Bug 49354 - XMLLayout writes illegal characters to XML file
Summary: XMLLayout writes illegal characters to XML file
Status: NEW
Alias: None
Product: Log4j - Now in Jira
Classification: Unclassified
Component: Layout (show other bugs)
Version: 1.2
Hardware: PC Windows XP
: P2 normal
Target Milestone: ---
Assignee: log4j-dev
URL:
Keywords:
Depends on:
Blocks: 58035
  Show dependency tree
 
Reported: 2010-05-28 10:33 UTC by Myles Bunbury
Modified: 2015-06-14 21:47 UTC (History)
1 user (show)



Attachments
Log4j XML output containing illegal characters (472 bytes, application/octet-stream)
2010-05-28 10:37 UTC, Myles Bunbury
Details

Note You need to log in before you can comment on or make changes to this bug.
Description Myles Bunbury 2010-05-28 10:33:59 UTC
XMLLayout does not appear to escape or scrub the log message to deal with illegal characters. This can result in invalid XML output by log4j, which in turn can cause XML parsers downstream to blow up.

A corner case we encountered while using log4j v1.2.15 produced the attached XML output. The message, which usually has normal text, ended up having some illegal XML characters in it. Stylus Studio reports the error on line 2, column 119 as follows:
  FATAL ERROR: Invalid character (Unicode: 0x15)

This character is indeed illegal in XML, as per:
http://www.xml.com/axml/target.html#sec-cdata-sect

A nice summary can be found here:
http://www.coderanch.com/t/124970/XML/Invalid-Character-inside-CDATA

XMLLayout should ensure that what it write is legal XML, either by escaping illegal characters, removing them, or replacing them.
Comment 1 Myles Bunbury 2010-05-28 10:37:29 UTC
Created attachment 25492 [details]
Log4j XML output containing illegal characters
Comment 2 Myles Bunbury 2010-07-08 11:17:48 UTC
(In reply to comment #0)
> XMLLayout should ensure that what it write is legal XML, either by escaping
> illegal characters, removing them, or replacing them.

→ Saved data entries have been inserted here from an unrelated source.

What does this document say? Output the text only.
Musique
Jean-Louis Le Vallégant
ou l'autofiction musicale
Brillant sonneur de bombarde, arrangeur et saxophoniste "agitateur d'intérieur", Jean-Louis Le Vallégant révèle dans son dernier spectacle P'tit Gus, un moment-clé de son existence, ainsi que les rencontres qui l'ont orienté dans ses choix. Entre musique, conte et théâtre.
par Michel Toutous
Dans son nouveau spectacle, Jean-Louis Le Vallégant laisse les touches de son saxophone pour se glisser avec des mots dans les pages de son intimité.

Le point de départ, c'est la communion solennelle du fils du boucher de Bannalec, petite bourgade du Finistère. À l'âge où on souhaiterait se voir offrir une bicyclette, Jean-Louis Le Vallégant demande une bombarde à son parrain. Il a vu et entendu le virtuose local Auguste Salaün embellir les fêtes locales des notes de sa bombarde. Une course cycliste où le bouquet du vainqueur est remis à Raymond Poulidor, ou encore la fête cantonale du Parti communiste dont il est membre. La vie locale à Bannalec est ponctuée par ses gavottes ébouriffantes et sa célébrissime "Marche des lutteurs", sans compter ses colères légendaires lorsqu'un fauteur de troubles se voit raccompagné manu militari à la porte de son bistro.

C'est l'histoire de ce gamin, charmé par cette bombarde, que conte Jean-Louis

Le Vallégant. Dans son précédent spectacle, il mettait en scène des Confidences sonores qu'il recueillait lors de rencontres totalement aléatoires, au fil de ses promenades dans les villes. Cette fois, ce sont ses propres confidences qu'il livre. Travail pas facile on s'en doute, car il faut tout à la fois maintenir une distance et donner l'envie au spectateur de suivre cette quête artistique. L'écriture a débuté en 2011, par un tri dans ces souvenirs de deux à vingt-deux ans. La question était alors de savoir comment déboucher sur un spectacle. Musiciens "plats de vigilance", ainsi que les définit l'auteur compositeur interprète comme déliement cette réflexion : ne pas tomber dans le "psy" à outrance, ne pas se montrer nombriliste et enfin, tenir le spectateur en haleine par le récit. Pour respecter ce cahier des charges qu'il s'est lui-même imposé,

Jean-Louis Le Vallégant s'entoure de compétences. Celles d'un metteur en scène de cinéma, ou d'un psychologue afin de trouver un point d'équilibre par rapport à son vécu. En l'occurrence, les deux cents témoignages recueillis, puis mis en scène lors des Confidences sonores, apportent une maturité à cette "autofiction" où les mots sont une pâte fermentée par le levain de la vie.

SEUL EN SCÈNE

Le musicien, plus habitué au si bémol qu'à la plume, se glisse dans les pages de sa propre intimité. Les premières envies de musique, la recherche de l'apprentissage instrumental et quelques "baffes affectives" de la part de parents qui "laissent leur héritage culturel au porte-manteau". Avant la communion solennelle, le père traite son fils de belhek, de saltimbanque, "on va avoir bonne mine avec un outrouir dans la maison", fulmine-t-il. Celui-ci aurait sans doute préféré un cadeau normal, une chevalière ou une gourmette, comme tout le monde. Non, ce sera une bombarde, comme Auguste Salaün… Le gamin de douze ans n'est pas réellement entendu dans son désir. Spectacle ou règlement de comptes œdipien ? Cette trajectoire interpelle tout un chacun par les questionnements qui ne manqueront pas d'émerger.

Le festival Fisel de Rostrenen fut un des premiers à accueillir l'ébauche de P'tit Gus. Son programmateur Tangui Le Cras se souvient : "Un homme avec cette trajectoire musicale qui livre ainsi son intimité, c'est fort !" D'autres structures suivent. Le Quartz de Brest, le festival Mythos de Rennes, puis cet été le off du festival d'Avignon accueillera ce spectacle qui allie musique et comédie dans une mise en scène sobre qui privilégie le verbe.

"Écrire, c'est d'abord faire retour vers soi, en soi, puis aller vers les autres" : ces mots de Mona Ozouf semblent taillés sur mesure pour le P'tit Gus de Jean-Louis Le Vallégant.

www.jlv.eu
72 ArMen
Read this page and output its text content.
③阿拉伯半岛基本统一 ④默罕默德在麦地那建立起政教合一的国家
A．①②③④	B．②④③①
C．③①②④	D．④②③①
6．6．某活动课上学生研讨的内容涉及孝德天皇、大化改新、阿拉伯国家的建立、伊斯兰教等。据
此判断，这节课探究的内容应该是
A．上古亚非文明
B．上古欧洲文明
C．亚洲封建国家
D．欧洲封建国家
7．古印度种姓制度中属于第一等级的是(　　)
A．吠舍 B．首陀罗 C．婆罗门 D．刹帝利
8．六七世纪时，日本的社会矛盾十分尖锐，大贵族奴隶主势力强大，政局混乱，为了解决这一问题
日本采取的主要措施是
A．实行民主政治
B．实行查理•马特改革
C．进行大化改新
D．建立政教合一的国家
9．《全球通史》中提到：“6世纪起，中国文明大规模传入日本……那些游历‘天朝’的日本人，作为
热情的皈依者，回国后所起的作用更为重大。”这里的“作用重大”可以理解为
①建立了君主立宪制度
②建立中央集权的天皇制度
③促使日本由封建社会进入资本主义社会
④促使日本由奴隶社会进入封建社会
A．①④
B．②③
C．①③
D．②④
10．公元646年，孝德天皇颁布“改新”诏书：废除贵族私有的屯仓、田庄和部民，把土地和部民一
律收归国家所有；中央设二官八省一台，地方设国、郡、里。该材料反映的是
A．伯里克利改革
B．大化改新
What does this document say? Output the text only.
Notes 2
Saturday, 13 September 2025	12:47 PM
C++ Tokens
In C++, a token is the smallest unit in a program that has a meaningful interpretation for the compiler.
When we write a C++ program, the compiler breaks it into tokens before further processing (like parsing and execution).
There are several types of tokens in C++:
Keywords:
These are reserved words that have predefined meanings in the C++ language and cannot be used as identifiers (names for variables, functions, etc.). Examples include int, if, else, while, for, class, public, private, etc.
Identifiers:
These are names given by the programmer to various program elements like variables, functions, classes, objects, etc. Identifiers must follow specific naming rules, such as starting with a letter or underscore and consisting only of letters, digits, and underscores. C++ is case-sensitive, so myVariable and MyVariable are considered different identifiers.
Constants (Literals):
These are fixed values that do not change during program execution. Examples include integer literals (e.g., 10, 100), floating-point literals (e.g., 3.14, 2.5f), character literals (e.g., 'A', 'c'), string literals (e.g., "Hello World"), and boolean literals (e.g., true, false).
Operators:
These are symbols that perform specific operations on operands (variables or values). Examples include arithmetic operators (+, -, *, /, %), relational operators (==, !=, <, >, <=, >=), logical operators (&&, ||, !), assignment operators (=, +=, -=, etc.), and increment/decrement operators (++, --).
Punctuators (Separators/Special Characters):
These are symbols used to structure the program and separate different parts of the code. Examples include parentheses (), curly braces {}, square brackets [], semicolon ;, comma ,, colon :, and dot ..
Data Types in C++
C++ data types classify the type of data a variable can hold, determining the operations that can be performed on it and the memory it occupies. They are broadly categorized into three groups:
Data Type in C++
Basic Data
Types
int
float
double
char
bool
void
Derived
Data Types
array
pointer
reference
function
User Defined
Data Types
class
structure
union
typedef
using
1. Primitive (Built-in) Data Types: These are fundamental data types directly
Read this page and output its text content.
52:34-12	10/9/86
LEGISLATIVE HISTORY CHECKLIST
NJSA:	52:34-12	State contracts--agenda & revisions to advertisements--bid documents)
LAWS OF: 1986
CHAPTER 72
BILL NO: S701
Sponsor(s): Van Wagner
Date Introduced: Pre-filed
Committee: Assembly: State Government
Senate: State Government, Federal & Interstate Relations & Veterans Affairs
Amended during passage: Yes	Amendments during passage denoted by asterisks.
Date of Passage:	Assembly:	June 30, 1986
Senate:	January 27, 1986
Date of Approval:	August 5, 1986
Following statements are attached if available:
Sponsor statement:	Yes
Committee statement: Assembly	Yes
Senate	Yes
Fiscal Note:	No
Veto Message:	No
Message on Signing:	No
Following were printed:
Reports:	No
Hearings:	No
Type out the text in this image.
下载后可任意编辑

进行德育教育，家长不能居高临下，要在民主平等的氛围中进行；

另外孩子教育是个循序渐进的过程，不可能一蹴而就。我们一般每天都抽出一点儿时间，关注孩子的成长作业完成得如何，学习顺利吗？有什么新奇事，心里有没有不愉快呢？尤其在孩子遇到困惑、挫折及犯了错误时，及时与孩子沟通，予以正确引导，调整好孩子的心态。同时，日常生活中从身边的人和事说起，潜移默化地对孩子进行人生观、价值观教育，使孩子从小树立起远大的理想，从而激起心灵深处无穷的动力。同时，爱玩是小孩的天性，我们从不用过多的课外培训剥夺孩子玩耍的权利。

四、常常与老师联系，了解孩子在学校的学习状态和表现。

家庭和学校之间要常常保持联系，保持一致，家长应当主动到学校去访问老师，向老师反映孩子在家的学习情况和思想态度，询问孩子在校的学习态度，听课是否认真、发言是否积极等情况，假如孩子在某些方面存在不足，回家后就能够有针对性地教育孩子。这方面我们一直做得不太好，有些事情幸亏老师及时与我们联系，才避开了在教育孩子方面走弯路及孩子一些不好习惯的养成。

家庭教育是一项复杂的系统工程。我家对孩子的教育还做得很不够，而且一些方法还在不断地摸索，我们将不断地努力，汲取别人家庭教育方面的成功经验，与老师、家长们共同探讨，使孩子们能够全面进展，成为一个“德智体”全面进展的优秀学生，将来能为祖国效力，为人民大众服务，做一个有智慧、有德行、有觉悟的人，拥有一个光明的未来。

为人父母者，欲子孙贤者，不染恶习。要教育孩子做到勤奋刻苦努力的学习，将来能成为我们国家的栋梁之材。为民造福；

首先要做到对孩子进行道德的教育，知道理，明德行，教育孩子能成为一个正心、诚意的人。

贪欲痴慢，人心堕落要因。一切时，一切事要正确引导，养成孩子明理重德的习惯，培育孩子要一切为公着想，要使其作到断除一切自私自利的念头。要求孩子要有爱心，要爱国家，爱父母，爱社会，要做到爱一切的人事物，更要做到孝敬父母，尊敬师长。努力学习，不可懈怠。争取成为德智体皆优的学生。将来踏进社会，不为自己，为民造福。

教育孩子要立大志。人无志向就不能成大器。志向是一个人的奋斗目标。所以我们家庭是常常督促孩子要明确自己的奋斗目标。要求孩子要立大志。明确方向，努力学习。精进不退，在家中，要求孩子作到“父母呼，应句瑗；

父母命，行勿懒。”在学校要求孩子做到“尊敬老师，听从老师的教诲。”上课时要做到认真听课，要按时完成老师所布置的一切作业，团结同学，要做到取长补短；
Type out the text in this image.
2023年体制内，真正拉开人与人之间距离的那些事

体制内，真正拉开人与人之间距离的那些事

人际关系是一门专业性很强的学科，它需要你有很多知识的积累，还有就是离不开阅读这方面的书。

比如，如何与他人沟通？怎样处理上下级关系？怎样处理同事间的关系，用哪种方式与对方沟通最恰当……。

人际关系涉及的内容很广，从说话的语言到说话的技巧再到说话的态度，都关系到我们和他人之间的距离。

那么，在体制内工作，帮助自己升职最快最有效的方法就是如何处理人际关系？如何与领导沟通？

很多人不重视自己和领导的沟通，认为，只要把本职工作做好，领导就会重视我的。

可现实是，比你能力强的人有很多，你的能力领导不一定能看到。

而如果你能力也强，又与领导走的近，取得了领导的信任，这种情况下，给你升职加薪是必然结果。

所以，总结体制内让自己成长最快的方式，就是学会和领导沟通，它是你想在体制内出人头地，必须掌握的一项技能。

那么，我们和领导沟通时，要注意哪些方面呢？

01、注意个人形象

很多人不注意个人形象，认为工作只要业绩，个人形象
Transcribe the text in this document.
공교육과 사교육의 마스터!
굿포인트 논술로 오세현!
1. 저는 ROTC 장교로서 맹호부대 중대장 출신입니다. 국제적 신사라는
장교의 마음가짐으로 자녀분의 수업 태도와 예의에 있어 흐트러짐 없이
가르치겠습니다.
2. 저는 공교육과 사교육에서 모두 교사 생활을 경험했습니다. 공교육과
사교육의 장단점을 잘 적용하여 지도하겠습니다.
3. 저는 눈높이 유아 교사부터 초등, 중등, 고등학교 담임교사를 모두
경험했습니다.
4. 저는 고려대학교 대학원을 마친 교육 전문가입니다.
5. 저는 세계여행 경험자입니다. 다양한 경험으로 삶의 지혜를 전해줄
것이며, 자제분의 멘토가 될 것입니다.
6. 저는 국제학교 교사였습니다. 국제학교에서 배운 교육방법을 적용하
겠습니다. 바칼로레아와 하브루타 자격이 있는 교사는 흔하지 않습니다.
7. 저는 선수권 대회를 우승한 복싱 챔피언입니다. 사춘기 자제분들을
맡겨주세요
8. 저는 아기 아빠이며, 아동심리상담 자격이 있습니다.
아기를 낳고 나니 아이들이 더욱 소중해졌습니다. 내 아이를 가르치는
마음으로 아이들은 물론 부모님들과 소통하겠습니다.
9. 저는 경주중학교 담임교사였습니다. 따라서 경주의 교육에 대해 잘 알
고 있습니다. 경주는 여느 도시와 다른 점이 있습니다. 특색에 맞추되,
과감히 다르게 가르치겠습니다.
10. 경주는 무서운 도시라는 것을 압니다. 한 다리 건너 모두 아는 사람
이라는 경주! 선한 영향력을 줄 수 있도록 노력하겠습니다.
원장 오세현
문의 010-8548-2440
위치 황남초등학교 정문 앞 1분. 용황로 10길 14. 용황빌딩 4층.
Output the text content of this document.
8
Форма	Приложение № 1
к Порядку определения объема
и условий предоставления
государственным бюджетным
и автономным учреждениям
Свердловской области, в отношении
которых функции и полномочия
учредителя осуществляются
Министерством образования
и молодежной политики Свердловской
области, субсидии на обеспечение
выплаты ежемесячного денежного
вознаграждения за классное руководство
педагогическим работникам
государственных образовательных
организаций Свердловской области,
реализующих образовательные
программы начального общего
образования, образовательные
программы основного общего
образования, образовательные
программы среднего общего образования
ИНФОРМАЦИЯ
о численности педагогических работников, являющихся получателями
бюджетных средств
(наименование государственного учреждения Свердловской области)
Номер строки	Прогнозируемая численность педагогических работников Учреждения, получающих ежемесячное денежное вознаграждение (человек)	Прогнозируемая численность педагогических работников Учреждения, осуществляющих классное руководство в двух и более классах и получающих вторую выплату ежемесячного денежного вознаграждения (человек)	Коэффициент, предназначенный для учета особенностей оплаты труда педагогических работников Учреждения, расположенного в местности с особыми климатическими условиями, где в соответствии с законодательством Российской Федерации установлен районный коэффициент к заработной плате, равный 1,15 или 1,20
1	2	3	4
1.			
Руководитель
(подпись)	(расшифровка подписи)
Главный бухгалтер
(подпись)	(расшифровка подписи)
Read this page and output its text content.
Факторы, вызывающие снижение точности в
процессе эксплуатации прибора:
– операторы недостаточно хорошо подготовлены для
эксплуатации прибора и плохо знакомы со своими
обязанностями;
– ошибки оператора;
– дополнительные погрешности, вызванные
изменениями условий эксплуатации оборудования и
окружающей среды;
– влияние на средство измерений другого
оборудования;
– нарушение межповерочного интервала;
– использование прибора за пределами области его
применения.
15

Since many applications probably know in advance that their logging output is XML safe, perhaps creating a 'SafeXMLLayout' subclass would be a good solution such that people can choose safety or performance based on their requirements.
Comment 3 Curt Arnold 2010-07-08 22:45:18 UTC
The XSLTLayout in the extras companion should be immune to these types of problems since it uses the serializer in the JDK's XSLT processor.  Unless a transform is provided, it will just output the "raw" form that should be compatible with XMLLayout.  I have not done any performance benchmarking around it to compare it with XMLLayout.
Comment 4 Mat Gessel 2013-10-11 23:58:59 UTC
I have run into this a few times logging errors that occur authenticating via JNDI against an ActiveDirectory server. Either JNDI or AD returns an error message that is terminated with a NUL (0x00) character. The NUL char is illegal in a CDATA section (or anywhere in an XML document for that matter). 

I have represented the NUL char as <<NUL>> below. 

<log4j:event logger="com.co.authn.LDAPAuthenticator" timestamp="1349723665747" level="INFO" thread="http-8443-57">
<log4j:message>
<![CDATA[authenticate(user: bob, domain: foo.com): failed with javax.naming.AuthenticationException message [LDAP: error code 49 - 80090308: LdapErr: DSID-0C0903AA, comment: AcceptSecurityContext error, data 525, v1772<<NUL>>]]]>
</log4j:message>
</log4j:event>

Looks like the place to do the escaping is org.apache.log4j.helpers.Transform.appendEscapingCDATA().